Her tarafta türeyen irtidat hareketlerini bastırdı. Sahte peygamberleri, İslâm'ı yıkmaya çalışan sahtekârları ortadan kaldırdı. Zekât vermemek için baş kaldıran kabilelerle mücadele etti. Yani Hazret-i Allah onu vesile kılmasaydı İslâmiyet'in esaslarından hiçbir şey kalmayacaktı.
Resulullah -sallallahu aleyhi ve sellem- Efendimiz bir Hadis-i şerif'lerinde, bu hususu şöyle haber vermişlerdir:
"Bir kere rüyâmda insanları bir meydanlıkta toplu olarak gördüm. O sırada Ebu Bekir kalktı. (Halkı sulamak için kuyudan) bir, yahut iki kova su çekti. Fakat Ebu Bekir'in su çekmesinde güçlük vardı. Allah Ebu Bekir'i mağfiret etsin (mağfiret edecektir de). Sonra (bu küçük kovayı) Ömer aldı. Ve alınca bu kova Ömer'in elinde büyük bir kovaya tahavvül etti.
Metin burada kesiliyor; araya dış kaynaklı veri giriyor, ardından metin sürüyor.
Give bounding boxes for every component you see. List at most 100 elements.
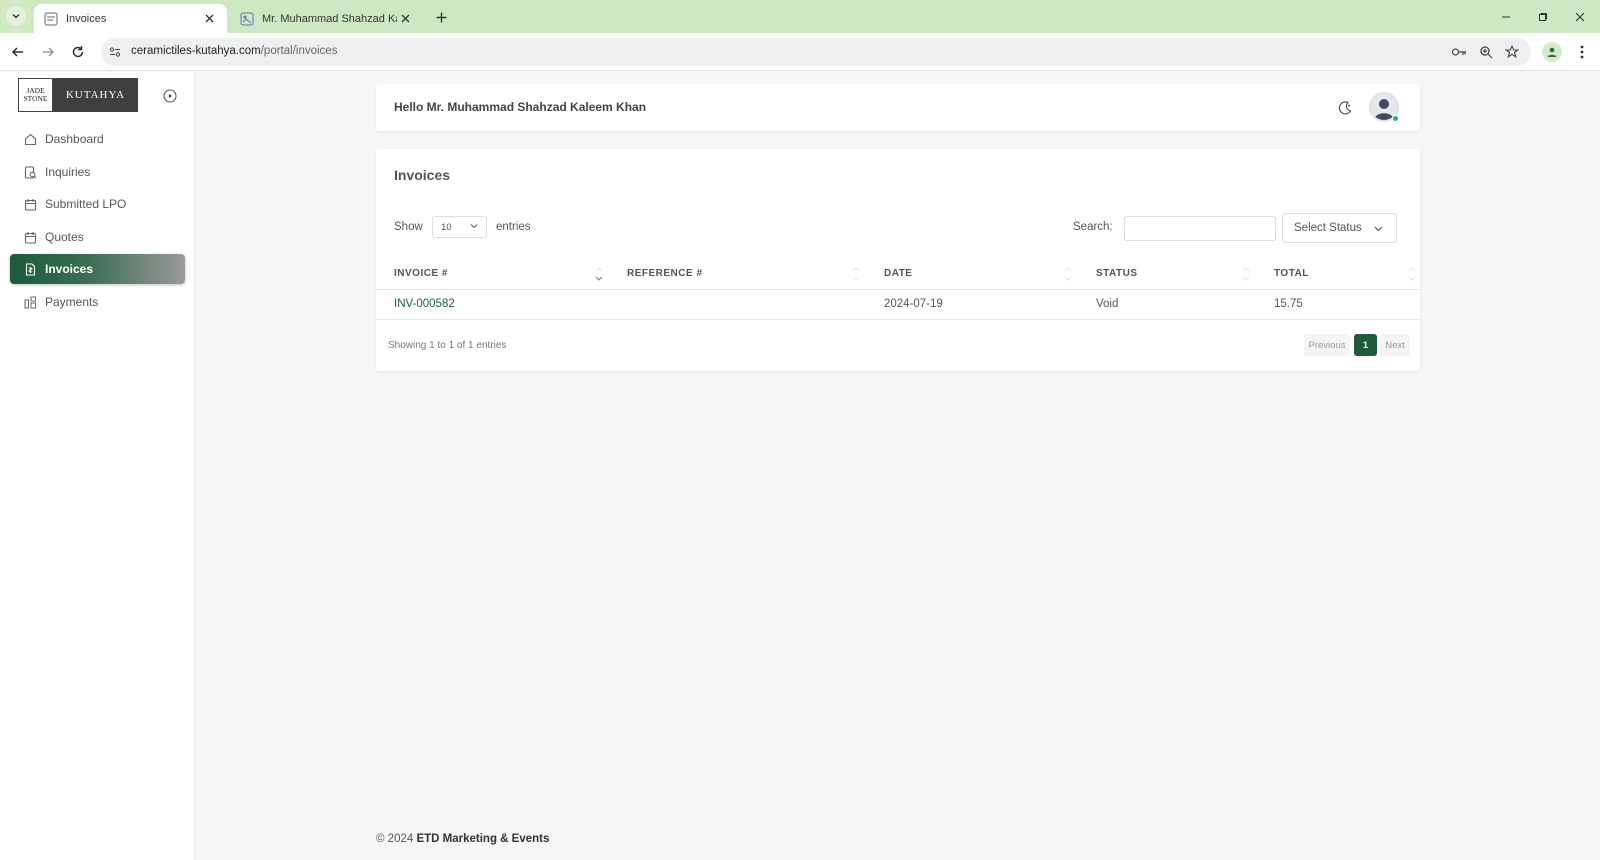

Ben, halk içinde Ömer'in gördüğü işi işleyebilecek kuvvette kavî ve kâmil bir kişi görmedim. En sonu insanlar o meydanı develerin sulak ve eylek yeri edindiler." (Buhârî, 1481)
•
"Vazife onundur ki; "O benim değildir." der.
Vazife onun değildir ki; o vazifeye ehil olduğunu iddia eder."